And as of Friday, Getz officially will be lending his expertise to the White Sox again as the organization's new director of player development. Getz replaces Nick Capra, who became the third-base coach as part of manager Rick Renteria's first White Sox staff.
Getz, 33, retired early on during the 2014 season after playing parts of seven seasons with the White Sox, Royals and Blue Jays. He was named baseball operations assistant in player development for the Royals on Jan. 5, 2015, and he assisted in Minor League operations and player personnel decisions.
During a Friday conference call, Getz admitted to be pleasantly surprised when the White Sox gauged his interest for the new position. He's starting to learn the system, but he'll get a crash course over the next few weeks through organizational meetings, a trip to the team's academy in the Dominican Republic and another trip to the Arizona Fall League.
"It's really a great feeling because it's obviously a place where I got my career started," said Getz of his White Sox return. "I went through the Minor Leagues, big leagues.
"Chicago became a home to me, and really that whole process, the relationships I was able to build, it was something that will always be in my heart, something that always will be in my DNA. So when this opportunity arose to get back to Chicago and be a part of the White Sox organization ... there was a great appeal."
Capra spent the last five of his 22 seasons with the White Sox in charge of the Minor Leagues.
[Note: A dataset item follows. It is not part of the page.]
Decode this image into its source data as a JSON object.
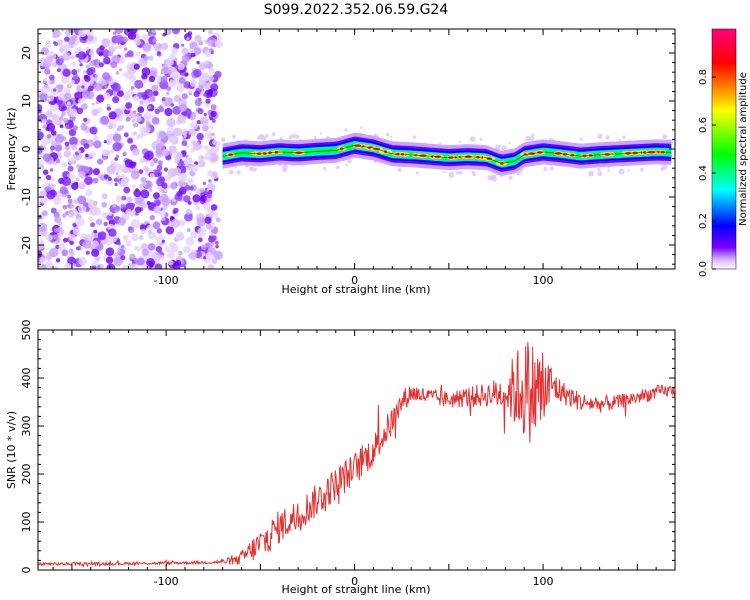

He moved to the Major League coaching ranks, along with Curt Hasler as the new bullpen coach, leaving the player development opportunity vacant for Getz.
"We are pleased to add Chris' intellect, background and energy to our front office," said White Sox senior vice president and general manager Rick Hahn in Friday's release. "He is extremely well-regarded throughout the game, and we believe he is going to have a positive impact on the quality of play from rookie ball through Chicago."
Working as part of the Royals' front office, Getz gained a better understanding of the importance of player development and what it really entails. He's ready to share that vision with the White Sox.
"What I think it is is carrying out the vision of the scouts," Getz said. "The players are identified by the scouts, and then they are brought in, and it's a commitment by both the player and staff members to create an environment for that player to reach their ceiling. It's a daily process. It's very task oriented. It's focused on what's in front of you.
"Player development people are trying to get the player better every single day. With that being said, the staff members need to be creative in their thinking. They need to be innovative at times. They need to know when to press the gas or pump the brakes. They need to be versatile in all these different areas."